Solved – Degrees of freedom in ANOVA

anovadegrees of freedom

Is there an algorithm to calculate the degrees of freedom for any given effect or interaction as well as the 'error' in any ANOVA design with or without repeated measurements, such that I don't have to look up every time or memorize?

Edit: Of course, I know df are calculated and printed by statistical analysis software, the question refers to situations in which I want to calculate the df in my head.

Best Answer

Yes!

Important technical note: For the rules stated below, define the "number of levels" for each factor to be the number of levels of that factor per each level of any/all factors that one is nested in. For example, if factor A is nested in factor B, then the "number of levels" for B is just the total number of levels for B, but the "number of levels" for A is the number of levels of A per each level of B, or equivalently, the total number of levels for A divided by the total number of levels for B. This is a standard convention in the ANOVA literature.

The rules are:

  1. For main effects that are not nested in any other factors, the DF is the number of levels minus 1.
  2. For main effects that are nested in other factors, the DF is the number of levels minus 1, times the product of the numbers of levels of all factors this one is nested in.
  3. For interactions, the DF is the product of the DFs of the factors comprising the interaction.
  4. For the error variance, the DF is the product of the numbers of levels of all factors, times the number of replicates minus 1. (This can be viewed as an extension of rule #2, where we view the errors as being an additional "factor" that is nested in all the other factors).

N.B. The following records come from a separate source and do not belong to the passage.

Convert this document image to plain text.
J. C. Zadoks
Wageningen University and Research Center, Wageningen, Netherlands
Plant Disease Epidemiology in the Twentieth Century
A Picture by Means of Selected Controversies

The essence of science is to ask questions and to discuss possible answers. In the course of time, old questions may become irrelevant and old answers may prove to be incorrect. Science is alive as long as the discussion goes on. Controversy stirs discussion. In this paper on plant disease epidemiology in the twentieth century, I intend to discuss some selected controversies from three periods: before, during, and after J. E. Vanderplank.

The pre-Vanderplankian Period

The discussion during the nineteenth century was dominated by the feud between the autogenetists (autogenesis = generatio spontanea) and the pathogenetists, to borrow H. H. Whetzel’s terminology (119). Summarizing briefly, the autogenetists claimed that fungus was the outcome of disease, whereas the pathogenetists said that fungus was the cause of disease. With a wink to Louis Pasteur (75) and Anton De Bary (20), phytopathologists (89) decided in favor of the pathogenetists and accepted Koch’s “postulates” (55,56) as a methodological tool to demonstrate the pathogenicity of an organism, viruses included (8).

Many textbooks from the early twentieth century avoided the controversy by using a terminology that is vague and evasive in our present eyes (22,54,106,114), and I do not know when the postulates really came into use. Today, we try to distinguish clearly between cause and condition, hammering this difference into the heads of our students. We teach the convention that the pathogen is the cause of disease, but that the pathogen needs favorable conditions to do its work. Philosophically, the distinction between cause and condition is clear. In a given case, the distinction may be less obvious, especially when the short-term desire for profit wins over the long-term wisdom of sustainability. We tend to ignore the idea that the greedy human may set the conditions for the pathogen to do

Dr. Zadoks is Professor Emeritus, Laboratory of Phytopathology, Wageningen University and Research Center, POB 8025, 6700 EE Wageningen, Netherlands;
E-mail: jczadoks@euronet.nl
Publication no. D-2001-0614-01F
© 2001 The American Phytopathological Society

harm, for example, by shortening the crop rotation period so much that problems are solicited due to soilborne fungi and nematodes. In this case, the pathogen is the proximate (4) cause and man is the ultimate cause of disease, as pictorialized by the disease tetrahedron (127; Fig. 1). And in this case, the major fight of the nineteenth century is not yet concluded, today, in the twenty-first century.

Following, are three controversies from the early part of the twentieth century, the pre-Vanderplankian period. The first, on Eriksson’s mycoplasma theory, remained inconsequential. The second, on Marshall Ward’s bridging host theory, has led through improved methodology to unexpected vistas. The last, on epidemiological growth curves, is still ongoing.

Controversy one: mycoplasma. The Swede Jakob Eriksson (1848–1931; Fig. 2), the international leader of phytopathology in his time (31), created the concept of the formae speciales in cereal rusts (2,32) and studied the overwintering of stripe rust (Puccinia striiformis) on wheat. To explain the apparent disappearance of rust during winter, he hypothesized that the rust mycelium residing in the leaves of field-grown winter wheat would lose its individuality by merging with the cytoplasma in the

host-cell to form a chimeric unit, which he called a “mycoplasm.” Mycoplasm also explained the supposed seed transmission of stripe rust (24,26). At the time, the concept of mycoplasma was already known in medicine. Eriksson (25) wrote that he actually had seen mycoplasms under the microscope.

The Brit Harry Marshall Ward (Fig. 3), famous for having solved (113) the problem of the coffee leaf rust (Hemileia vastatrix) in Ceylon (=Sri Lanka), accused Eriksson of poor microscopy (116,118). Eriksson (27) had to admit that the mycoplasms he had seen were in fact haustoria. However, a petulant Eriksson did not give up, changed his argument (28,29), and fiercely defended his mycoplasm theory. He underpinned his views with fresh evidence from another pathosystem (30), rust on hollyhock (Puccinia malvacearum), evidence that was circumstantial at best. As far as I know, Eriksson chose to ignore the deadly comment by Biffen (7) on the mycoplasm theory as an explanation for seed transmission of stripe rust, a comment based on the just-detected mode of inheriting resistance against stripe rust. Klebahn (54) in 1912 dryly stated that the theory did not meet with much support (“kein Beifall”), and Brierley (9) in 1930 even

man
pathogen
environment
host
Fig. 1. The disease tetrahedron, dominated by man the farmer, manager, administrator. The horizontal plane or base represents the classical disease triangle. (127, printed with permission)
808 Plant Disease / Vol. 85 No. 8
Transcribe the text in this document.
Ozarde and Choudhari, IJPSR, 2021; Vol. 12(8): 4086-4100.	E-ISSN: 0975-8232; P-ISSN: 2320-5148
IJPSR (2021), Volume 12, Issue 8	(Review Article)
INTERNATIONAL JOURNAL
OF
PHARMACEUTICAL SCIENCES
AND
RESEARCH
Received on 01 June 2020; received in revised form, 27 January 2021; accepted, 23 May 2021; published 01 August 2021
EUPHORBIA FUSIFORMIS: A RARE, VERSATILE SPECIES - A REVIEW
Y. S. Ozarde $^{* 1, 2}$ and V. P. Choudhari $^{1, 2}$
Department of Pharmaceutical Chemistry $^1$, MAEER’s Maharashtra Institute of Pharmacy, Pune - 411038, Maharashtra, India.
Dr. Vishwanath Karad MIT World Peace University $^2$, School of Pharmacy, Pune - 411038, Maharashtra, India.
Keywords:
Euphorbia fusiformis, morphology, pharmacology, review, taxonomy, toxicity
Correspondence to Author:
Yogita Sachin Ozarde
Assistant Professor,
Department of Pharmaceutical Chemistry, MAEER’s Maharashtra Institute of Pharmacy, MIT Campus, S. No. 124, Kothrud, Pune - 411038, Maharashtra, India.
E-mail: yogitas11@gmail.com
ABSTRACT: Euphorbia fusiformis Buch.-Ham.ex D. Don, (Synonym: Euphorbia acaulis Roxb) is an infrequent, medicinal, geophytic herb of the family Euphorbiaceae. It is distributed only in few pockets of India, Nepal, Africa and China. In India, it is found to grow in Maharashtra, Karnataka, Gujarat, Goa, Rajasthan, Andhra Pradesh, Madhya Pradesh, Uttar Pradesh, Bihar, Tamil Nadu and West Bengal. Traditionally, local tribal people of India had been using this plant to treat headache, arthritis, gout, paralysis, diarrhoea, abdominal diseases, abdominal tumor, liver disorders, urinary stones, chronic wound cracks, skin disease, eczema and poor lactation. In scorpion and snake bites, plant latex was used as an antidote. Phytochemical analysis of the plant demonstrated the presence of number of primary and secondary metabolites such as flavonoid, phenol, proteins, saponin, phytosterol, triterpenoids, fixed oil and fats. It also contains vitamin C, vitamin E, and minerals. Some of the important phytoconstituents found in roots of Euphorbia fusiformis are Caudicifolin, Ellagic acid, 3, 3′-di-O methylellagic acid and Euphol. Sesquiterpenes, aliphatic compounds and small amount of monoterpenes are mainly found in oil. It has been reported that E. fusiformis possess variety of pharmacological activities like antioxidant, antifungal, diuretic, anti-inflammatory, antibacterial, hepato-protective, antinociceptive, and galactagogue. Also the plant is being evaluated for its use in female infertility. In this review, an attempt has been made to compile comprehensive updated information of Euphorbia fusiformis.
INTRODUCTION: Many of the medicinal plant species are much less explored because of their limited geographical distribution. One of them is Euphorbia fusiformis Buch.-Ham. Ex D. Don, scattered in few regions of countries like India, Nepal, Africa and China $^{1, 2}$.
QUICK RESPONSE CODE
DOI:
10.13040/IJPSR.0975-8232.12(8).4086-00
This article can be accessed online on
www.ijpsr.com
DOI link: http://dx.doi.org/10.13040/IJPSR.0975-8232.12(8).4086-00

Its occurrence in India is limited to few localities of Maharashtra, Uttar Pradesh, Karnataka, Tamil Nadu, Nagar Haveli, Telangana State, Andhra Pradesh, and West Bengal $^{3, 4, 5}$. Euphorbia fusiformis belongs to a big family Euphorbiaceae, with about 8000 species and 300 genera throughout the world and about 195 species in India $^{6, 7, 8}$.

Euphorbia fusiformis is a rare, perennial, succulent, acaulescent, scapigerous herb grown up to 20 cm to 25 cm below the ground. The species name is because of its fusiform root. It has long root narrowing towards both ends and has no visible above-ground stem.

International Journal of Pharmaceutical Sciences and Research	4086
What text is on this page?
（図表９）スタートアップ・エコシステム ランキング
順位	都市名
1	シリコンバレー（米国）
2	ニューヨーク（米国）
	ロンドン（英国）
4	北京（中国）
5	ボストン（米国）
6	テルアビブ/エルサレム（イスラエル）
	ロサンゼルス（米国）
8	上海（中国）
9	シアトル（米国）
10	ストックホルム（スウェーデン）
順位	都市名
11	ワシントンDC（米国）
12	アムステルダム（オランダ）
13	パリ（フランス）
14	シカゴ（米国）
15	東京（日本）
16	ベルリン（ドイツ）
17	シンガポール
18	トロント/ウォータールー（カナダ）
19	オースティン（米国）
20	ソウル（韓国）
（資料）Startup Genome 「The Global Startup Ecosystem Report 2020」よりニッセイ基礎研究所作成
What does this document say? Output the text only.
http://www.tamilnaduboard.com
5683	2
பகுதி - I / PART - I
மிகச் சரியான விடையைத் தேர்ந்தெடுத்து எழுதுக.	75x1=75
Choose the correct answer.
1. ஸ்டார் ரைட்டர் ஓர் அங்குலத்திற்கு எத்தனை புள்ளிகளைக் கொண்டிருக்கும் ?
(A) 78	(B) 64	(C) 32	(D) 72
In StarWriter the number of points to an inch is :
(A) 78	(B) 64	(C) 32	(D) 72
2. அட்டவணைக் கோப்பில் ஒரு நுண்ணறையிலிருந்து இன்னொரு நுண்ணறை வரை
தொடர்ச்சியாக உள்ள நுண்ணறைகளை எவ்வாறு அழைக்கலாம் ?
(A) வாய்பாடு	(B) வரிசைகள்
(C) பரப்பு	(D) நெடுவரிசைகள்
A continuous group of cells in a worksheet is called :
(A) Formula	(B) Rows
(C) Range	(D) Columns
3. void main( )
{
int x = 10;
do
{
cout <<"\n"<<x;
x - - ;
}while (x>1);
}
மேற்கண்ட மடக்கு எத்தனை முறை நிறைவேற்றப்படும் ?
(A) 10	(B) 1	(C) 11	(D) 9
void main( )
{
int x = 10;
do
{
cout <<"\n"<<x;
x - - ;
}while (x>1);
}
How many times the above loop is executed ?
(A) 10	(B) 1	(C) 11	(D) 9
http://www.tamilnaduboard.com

Here is an example (the names of factors are capitalized). We have an industrial experiment where a bunch of Workers each use a set of Machines, and the Machines are one of several Types. Machine is nested in Type, Worker is crossed with Machine, and therefore Worker is also crossed with Type. Let the lower-case version of each factor name represent the number of levels for that factor per level of any containing factors. So $w$ is the number of Workers, $m$ is the number of Machines per Type, and $t$ is the number of Types. Also let $r$ be the number of replicates, i.e., the number of observations in each individual cell of the design. Then applying the rules above, the DFs are:

  • Worker: $w-1$ (by rule #1)
  • Machine: $t(m-1)$ (by rule #2)
  • Type: $t-1$ (by rule #1)
  • Worker*Machine: $t(m-1)(w-1)$ (by rule #3)
  • Worker*Type: $(w-1)(t-1)$ (by rule #3)
  • Error: $wmt(r-1)$ (by rule #4)

Note that in this experiment, if there is only a single replicate $(r=1)$, the DF for error is 0. In this case the Error and Worker*Machine effects are confounded and cannot be separately estimated. So we would usually just consider the Worker*Machine effects to be Error.